Are you going to be part of Felabration in Nigeria this year?
No, I won’t be part of Felabration in Nigeria but we will be doing Felabration here in South Africa. I have permission from the organisers of Felabration to host a South African edition. So what I do here in South Africa is to bring Lagos here. If you don’t have an opportunity to go to Nigeria, just attend my show and you will understand Lagos big time. This year we will do Felabration in Johannesburg, Pretoria and we also working on taking it to Mozambique. There are still discussions in the pipeline.
How big is your band?
I have a nine-piece band and when I bring in my dancers we are talking about 12 members.

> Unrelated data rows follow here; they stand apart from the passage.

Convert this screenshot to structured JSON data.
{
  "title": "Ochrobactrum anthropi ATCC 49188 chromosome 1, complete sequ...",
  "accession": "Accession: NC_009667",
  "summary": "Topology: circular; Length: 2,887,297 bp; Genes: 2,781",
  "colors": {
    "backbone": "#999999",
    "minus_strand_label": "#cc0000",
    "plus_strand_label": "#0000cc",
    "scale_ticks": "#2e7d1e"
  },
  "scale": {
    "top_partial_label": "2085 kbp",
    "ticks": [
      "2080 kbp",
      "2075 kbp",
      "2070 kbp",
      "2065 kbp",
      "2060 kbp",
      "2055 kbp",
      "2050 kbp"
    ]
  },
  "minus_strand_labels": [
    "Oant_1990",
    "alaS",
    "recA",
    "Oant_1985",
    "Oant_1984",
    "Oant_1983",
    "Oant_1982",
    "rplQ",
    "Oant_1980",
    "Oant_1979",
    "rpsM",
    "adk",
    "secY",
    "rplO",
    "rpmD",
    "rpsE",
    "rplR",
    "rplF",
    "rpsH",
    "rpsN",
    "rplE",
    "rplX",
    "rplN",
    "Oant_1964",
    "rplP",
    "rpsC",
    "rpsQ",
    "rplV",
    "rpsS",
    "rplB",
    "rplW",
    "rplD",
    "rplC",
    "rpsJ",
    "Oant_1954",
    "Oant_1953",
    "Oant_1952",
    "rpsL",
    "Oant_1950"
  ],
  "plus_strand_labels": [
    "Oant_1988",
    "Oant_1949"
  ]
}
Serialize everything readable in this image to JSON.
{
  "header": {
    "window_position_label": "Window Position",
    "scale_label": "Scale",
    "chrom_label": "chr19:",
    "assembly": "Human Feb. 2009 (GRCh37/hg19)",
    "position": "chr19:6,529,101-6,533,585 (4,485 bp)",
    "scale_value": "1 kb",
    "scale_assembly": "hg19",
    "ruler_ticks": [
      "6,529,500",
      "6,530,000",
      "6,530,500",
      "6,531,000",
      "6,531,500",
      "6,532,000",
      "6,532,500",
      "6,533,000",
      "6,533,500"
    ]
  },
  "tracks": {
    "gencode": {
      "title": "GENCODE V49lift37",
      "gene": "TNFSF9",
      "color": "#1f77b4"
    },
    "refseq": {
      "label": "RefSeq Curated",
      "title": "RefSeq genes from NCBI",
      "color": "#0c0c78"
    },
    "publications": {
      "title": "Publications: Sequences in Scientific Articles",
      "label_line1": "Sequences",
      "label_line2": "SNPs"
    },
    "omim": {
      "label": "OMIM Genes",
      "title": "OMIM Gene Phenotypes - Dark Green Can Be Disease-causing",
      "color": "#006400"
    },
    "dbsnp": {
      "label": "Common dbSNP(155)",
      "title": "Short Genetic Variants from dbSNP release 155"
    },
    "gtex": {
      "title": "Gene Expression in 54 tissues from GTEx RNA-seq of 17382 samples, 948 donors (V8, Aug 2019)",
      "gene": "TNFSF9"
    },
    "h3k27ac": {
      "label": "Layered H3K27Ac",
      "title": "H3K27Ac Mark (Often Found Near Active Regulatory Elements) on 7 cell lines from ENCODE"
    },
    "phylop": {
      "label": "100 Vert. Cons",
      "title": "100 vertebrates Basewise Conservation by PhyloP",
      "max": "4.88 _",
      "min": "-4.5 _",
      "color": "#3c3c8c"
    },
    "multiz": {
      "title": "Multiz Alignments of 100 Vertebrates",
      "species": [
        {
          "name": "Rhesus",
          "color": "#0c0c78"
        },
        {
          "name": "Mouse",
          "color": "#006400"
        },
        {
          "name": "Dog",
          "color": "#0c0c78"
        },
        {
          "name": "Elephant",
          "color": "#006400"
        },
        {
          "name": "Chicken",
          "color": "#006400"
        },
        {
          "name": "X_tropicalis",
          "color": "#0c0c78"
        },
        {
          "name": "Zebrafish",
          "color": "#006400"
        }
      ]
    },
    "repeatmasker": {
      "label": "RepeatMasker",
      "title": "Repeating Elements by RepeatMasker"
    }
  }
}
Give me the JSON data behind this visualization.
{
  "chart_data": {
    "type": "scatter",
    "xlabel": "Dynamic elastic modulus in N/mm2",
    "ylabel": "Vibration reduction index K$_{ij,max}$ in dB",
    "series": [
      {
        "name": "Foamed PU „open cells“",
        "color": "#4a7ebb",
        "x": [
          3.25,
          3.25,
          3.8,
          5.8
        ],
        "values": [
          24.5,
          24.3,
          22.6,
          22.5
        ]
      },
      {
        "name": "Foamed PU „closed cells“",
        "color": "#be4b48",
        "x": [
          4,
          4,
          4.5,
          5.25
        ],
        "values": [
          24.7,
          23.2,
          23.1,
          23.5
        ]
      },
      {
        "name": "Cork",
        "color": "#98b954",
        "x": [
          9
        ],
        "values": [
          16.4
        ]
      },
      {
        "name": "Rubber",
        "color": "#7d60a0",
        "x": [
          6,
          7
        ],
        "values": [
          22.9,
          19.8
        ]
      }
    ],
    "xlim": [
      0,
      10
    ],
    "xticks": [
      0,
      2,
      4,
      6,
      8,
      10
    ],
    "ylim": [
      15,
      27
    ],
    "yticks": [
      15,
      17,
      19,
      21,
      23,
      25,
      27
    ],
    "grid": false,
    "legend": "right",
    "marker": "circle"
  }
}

Do you manage to pay them all?
Aha! [laughs]. That’s where the war is and that’s why we are always on the road. One thing that I have made sure I don’t do is accept any gigs because I just want to take them. I accept gigs because there are sufficient for the band. You may not find us on a lot of platforms – it’s because what we get is not sufficient for the band. My band is not a Nigerian band. My band has members from the DRC, Ghana, South Africa and Nigeria and so we are more or less like a pan-African band.